Le chemin du retour

le printemps est au temps fixe et de sombres créatures chantent dans mes oreilles, seules les fleurs respirent. je viens de rentrer de l’aéroport d’alger.

tu roules entre mes yeux gorgés de chagrins.

je retrouve mes semblables, mes proches… tout le monde va bien et inquiet de me revoir ! j’ai la conviction à présent que je peux vivre le reste de mes jours à leurs côtés.

il me semble que j’ai prévu ce voyage des siècles à l’avance, j’ai l’air d’avoir 10 ans de plus. je pose sitôt mes valises sans bruits dans un coin.

je suis en paix.

il fait beau

j’ai eu une dure semaine

je suis ton ange, tiens-moi la main

je suis innocente, pardonne-moi

souviens toi de nous

souviens toi que tu peux être libre

tend la main au vierge rivage

c’est un nouveau départ qui s’offre à toi

prends moi dans tes bras encore une fois

je crois revivre nos adieux en continue, la colère s’estompe peu à peu. il y a des amours qui changent et d’autres qui ne changent pas, sauf dans les films de science-fiction.

je remercie le ciel mouillé de ses bienfaits, un carre du ciel, le tout petit vert d’un paradis sous quinzaine. je feins d’être compris derrière ma joie cachée.

à l’orée du jour le cœur sème.

je me suis aperçu pendant la traversée que tu as façonné ma langue et qu’il va falloir encore t’aimer, comme un derviche reclus dans le vaste désert épris de la lune.

je suis grand de mon amour pour toi.

l’un de mes livres le raconte très bien

j’ai attrapé froid

j’ai espéré mon retour plus fort que tout

j’ai maudit mon retour la raison de tout

je me dictais d’extravagantes formules pour échapper aux appréhensions des retrouvailles, mon livre agissait de ressort ! toutes mes pensées sont dirigés désormais vers toi.

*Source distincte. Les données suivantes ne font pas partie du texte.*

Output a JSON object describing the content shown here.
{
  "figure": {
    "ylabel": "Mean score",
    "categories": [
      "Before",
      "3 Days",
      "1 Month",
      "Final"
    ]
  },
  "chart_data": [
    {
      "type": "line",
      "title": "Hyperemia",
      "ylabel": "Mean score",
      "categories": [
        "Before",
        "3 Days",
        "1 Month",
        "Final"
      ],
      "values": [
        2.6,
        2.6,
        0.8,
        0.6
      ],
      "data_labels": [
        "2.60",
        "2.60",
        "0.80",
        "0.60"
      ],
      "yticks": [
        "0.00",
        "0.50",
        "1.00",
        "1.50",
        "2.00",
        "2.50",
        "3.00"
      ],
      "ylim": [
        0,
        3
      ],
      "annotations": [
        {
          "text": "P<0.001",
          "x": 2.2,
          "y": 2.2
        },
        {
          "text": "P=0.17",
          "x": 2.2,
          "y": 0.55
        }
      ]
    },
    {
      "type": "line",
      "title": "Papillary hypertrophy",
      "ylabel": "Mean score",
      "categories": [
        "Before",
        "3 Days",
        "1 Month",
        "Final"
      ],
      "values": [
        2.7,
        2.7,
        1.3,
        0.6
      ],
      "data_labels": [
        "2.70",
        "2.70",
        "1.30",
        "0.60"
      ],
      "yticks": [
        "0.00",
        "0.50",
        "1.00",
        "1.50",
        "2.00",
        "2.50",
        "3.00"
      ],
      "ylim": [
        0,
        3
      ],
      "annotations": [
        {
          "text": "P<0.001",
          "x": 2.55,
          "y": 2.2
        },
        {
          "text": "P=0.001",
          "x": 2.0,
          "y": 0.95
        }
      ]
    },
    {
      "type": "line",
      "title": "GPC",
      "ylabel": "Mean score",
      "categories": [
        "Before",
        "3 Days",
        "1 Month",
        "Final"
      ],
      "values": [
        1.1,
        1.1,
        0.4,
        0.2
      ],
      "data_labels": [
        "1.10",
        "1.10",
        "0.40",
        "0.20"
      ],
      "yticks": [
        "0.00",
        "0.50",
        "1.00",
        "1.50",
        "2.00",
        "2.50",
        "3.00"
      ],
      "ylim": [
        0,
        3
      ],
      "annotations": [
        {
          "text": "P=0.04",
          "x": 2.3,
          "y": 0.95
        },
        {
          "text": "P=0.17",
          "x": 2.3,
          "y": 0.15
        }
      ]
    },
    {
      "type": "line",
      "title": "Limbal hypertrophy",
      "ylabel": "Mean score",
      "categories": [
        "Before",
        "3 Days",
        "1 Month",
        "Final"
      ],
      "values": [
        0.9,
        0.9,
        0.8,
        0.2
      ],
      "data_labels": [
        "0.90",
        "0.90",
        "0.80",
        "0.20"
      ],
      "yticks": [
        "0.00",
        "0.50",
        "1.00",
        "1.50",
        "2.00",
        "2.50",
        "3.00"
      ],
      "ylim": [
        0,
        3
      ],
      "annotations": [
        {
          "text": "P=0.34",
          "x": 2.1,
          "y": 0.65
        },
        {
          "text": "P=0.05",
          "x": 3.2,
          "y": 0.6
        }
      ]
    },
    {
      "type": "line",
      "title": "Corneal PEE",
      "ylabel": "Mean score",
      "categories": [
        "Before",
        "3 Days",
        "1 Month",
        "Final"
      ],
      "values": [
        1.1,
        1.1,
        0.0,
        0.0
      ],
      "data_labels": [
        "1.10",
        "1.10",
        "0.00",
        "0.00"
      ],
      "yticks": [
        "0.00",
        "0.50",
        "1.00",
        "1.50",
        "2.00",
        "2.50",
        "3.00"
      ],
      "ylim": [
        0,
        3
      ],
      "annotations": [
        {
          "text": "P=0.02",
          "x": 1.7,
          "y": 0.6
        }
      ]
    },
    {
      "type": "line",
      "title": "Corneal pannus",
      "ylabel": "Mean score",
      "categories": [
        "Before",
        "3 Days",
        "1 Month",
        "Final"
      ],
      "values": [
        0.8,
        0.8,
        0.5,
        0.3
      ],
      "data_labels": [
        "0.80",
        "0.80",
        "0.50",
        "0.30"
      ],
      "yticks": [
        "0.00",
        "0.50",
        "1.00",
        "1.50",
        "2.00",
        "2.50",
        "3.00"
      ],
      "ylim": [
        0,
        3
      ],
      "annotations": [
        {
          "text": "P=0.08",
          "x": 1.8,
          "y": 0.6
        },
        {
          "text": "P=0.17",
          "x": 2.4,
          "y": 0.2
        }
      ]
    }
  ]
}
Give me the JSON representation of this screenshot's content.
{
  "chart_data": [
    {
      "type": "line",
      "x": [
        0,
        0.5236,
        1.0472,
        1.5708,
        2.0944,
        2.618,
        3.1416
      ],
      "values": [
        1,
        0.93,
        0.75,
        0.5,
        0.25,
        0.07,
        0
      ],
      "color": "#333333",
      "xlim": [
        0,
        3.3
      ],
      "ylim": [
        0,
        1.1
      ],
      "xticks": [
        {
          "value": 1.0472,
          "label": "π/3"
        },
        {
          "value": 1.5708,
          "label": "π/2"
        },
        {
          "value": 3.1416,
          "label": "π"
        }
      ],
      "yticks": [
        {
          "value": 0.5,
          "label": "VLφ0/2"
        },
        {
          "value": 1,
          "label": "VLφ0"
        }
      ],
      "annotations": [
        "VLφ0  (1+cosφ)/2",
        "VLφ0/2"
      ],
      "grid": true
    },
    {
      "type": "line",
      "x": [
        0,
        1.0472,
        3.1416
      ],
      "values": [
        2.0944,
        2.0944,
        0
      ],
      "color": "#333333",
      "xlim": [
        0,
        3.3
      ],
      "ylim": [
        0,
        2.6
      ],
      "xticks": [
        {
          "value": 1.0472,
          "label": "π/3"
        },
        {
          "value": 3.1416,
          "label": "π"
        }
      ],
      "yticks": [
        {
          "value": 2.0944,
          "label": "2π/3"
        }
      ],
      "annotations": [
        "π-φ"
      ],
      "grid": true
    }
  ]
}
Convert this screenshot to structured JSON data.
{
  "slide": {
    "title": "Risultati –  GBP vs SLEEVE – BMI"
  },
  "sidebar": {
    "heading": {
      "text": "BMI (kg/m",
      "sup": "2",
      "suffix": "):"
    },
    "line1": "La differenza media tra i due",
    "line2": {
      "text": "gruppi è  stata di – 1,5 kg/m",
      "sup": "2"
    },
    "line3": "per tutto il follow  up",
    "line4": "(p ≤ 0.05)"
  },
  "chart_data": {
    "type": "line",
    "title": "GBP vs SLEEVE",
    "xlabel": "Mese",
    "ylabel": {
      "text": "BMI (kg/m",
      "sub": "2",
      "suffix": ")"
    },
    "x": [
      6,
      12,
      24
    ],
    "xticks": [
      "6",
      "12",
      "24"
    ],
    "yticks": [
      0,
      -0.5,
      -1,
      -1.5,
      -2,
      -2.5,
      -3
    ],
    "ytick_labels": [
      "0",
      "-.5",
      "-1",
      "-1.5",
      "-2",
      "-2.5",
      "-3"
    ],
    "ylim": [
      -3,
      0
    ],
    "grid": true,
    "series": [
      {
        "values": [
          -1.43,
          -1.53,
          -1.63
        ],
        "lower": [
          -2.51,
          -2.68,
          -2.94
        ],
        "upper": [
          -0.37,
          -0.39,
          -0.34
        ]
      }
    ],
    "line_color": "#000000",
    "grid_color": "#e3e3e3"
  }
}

j’ai la légèreté de mes poches d’écolier, l’aurore verte dans les entrailles et au milieu des blés, je formule le souhait de te revoir. la chance miroitera peut-être mon soleil.

pour tenir.

je sais de l’univers et ses desseins à mon sujet, comme qui résonne en lui des slogans d’eau de pluie. je regarde les étoiles pour deux, qui n’ont rien du noir habituel.

la main gauche sur mon cœur.

la rupture avec toi n’en est que plus violente

la réalité nous ment par essence

au bois fleuris

j’écrase l’herbe pour bâtir

un tipi noir et avec mon dos d’ours à trois pattes

je me tiens sous la pénombre des jours en fuite

l’air est un charme à exclure

j’ai vécu l’éveil de l’amour après notre séparation, bien après l’incompréhension. lorsque tu me voyais avec ton cœur, ce n’était personne d’autre que moi.